Otras veces se prendía en interminables partidas de ajedrez con eventuales contrincantes y, cuando le tocaba perder, apuraba el regreso mascullando quejas acerca de fallidas aperturas, o excusas vergonzantes, como la de su apuro por volver a casa “para escuchar el partido tranquilos” en su Spika, la radio que usaba para esas ocasiones y a la que mantenía con su estuche de cuero siempre bien lustrado.
Casi nunca nos sobraban revistas, las pocas que no vendíamos las cambiábamos por otras, y esos domingos por la noche el Capitán se sentaba al borde de mi cama para leerme las que habíamos conseguido. Aunque sus favoritas no eran las “mexicanas”, sino otras que publicaba la editorial Columba: El Tony, D´Artagnan y Fantasía, revistas nacionales de historietas que también hicieron época. Mi viejo era fanático de Robin Wood, creador de héroes inolvidables como Nippur de Lagash, Savarese, Gilgamesh, Denis Martin, Jackaroe o Pepe Sánchez, y compraba en el parque las que traían sus personajes favoritos: “Hay que estar atento hijo, porqué acá te engañan con facilidad, y después no aceptan reclamos”, me aleccionaba el Capitán, mientras las revisaba una y otra vez para comprobar que no les faltara ninguna hoja. Despreciaba la Intervalo, pero compraba algún número para mi hermana, que se devoraba los guiones de amor de “Los cuentos de Almejas” o de “Mi novia y yo”. Como le daba vergüenza pedirlas, lo tenía que hacer yo, no sin antes explicar que eran para ella. “No sea cosa que crean que sos maricón”, me explicaba mi viejo, que cargaba con todos los prejuicios tanto de su época como de su formación cuartelera.

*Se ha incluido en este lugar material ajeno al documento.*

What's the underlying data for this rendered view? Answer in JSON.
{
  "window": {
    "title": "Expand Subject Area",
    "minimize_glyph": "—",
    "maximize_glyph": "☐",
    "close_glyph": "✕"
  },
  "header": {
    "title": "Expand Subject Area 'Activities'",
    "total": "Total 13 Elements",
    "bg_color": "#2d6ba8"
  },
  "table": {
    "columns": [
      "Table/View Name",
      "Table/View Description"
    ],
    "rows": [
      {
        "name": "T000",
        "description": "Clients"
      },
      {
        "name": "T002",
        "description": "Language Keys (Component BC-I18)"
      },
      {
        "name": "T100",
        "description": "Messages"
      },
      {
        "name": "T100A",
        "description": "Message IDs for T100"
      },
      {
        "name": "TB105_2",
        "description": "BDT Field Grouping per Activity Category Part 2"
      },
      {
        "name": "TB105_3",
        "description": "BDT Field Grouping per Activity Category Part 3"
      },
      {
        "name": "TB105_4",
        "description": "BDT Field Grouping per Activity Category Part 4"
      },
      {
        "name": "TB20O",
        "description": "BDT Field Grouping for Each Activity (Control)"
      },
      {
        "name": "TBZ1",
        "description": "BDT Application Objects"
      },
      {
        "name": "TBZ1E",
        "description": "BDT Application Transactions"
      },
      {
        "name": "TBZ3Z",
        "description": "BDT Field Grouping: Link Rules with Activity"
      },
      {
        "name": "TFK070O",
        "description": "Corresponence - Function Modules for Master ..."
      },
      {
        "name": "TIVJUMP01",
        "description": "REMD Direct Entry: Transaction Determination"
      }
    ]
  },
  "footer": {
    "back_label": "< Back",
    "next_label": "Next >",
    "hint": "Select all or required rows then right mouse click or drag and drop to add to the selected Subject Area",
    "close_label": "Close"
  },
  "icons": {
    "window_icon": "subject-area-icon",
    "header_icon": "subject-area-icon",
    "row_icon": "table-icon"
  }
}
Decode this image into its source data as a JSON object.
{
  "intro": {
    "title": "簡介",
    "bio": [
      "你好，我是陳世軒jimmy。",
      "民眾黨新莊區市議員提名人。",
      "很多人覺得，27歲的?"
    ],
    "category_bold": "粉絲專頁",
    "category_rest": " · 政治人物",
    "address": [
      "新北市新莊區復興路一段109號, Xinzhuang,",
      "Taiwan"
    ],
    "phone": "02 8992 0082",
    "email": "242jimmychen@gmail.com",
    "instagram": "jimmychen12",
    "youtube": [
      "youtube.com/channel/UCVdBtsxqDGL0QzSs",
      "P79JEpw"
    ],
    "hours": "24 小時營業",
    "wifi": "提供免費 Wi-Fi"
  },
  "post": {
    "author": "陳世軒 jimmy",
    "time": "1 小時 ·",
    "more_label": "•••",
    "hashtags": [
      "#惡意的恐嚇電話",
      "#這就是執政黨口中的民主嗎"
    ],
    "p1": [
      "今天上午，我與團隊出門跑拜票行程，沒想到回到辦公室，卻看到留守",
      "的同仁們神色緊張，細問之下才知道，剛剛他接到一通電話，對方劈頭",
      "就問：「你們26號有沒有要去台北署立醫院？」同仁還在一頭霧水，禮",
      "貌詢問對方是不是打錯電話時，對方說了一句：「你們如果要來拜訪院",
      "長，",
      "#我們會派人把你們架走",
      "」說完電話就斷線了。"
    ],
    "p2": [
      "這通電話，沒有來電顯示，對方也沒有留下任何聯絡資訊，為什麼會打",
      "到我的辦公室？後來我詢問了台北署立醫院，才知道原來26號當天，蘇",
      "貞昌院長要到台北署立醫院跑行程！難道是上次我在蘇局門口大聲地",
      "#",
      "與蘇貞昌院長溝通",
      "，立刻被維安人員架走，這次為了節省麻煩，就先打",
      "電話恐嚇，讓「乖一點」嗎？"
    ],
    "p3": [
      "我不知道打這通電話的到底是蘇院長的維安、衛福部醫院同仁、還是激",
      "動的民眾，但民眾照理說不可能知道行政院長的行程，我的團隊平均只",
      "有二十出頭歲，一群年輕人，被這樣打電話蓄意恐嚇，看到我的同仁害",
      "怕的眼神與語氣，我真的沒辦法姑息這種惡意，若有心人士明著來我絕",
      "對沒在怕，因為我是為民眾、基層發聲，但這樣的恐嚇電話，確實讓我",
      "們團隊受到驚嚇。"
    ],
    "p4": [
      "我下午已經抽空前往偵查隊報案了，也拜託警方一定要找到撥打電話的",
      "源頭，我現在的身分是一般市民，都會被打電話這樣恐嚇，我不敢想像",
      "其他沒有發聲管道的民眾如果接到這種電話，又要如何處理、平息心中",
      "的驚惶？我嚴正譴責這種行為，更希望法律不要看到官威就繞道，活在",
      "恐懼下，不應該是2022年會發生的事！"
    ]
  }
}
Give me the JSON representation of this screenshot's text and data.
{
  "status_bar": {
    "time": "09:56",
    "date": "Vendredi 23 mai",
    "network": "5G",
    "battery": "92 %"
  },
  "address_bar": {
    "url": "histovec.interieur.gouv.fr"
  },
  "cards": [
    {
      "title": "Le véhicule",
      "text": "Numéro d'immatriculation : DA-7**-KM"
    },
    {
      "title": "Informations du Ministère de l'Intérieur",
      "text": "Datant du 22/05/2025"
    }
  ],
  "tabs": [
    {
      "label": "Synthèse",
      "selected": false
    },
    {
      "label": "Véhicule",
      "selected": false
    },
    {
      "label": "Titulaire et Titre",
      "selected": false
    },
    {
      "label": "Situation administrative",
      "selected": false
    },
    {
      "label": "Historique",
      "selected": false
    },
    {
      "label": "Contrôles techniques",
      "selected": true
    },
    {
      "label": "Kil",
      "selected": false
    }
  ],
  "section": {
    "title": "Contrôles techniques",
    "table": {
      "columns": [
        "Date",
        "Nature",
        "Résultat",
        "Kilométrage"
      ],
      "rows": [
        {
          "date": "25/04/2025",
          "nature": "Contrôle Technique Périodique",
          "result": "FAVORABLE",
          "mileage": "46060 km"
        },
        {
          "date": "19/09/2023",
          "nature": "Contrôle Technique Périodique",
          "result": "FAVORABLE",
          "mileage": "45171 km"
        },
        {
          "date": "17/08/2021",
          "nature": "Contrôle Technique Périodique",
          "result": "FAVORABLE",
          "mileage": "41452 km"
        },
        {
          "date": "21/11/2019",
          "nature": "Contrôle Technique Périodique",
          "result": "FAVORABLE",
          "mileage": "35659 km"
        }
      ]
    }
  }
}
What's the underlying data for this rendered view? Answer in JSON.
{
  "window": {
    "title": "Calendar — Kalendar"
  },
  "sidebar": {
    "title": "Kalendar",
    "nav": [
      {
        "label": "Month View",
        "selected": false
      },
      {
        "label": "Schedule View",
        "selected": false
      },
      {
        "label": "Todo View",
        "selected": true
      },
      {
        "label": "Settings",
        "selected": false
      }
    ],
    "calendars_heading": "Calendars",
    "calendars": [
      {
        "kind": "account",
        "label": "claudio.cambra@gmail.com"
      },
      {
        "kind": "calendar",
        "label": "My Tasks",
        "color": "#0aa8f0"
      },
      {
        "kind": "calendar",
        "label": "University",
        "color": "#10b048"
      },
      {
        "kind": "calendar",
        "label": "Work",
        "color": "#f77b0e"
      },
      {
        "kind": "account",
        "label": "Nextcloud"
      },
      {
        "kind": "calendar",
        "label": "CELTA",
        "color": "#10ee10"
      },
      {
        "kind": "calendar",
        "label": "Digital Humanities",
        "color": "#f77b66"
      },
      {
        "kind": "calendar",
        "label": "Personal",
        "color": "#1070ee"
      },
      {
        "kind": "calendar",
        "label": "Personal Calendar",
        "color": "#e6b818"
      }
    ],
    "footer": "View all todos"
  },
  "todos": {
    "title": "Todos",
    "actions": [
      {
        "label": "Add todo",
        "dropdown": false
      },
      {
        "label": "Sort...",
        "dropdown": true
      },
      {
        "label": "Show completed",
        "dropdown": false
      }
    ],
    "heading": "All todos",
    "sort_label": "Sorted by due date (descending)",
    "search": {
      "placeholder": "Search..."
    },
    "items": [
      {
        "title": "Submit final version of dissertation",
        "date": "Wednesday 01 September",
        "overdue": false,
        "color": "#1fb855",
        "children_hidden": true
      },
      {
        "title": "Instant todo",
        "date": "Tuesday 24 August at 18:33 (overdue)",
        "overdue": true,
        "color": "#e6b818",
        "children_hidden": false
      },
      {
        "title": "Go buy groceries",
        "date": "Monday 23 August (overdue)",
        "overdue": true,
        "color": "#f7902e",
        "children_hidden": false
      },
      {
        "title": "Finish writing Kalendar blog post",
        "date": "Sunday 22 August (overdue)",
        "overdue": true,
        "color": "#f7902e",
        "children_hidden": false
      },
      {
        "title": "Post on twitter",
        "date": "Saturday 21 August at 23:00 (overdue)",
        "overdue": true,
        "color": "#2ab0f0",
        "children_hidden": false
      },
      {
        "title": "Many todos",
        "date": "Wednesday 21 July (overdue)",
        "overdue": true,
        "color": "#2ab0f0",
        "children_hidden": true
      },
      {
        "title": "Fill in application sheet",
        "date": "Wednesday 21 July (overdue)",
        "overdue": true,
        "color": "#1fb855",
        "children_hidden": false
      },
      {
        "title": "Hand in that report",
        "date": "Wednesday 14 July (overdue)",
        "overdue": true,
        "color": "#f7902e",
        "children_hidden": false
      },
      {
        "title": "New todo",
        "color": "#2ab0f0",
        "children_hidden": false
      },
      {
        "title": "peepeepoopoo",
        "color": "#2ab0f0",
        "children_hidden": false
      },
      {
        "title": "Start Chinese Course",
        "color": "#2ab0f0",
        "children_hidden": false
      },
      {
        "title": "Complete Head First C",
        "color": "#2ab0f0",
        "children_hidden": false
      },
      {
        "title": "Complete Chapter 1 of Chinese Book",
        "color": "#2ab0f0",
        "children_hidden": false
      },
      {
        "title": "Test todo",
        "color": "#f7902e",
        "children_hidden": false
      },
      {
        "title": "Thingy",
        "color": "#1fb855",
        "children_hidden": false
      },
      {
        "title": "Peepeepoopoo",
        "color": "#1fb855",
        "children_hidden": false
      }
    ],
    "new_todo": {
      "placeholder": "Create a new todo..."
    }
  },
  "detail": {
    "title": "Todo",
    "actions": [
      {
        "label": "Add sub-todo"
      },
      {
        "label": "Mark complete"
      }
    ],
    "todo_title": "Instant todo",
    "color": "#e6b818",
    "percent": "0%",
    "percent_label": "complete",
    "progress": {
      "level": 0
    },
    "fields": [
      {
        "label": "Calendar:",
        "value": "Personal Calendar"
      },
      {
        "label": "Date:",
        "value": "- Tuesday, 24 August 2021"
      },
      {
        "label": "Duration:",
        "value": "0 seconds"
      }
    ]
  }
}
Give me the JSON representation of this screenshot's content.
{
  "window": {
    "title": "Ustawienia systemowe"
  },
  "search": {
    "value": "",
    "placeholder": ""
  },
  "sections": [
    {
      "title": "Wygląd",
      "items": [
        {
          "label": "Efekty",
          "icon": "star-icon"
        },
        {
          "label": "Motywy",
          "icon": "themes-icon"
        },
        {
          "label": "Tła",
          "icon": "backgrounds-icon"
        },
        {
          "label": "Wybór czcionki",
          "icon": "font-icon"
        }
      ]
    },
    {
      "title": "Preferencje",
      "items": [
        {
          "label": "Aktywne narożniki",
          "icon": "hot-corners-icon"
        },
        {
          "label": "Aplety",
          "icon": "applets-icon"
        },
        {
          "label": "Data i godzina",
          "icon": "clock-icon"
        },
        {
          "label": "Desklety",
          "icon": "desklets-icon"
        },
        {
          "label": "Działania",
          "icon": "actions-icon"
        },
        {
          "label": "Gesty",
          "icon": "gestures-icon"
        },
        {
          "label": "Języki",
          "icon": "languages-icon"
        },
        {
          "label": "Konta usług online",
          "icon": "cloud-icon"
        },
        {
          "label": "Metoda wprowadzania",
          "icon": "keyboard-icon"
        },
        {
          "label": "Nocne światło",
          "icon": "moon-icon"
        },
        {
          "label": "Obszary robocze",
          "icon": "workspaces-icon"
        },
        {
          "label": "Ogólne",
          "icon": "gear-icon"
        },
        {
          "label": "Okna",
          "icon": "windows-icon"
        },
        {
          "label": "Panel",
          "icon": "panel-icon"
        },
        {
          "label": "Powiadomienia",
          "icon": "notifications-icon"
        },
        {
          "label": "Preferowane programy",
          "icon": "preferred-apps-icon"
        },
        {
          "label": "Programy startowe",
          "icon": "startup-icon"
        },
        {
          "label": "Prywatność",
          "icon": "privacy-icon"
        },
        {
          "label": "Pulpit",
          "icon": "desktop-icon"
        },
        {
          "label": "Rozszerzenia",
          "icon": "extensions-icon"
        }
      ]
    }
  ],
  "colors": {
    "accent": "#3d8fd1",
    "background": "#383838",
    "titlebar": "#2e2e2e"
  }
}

La carta que ahora recupero continúa con su descripción de aquel paisaje dominguero: “También siguen los filatélicos con sus estampillas y hay mucha gente que compra y vende, lo cual nunca pude comprender bien ya que es un ‘hobby’ muy caro, como para gente de dinero y no para aficionados generalmente con muy poca plata”.
Quizás, al momento de escribirla, mi padre no recordaba que un par de años después de aquellas excursiones por el parque, caí con una hepatitis que me tuvo dos meses en cama. Amarillo y con escasas fuerzas, inventaba distintas formas de pasar las horas divertido. Mi viejo volvía al parque para comprarme revistas que pudieran entretenerme, hasta que un mediodía llegó también con un álbum de estampillas vacío y con un sobre de 30 sellos para empezar a pegarlos. Al día siguiente les avisó a los vecinos de la cuadra que le guardaran todas las estampillas de las cartas que recibieran y, juntos, estuvimos llenando ese álbum hasta que la hepatitis desapareció por completo. “Ahora esta colección no vale nada, pero con el tiempo valdrá una fortuna”, repetía el Capitán Soriani, para alentarme.
Junto a sus cartas, también acabo de encontrar el álbum con cientos de estampillas pegadas prolijamente, algo descoloridas pero intactas. Ahora, que el tiempo ha pasado, esa colección, seguro, “valdrá una fortuna”.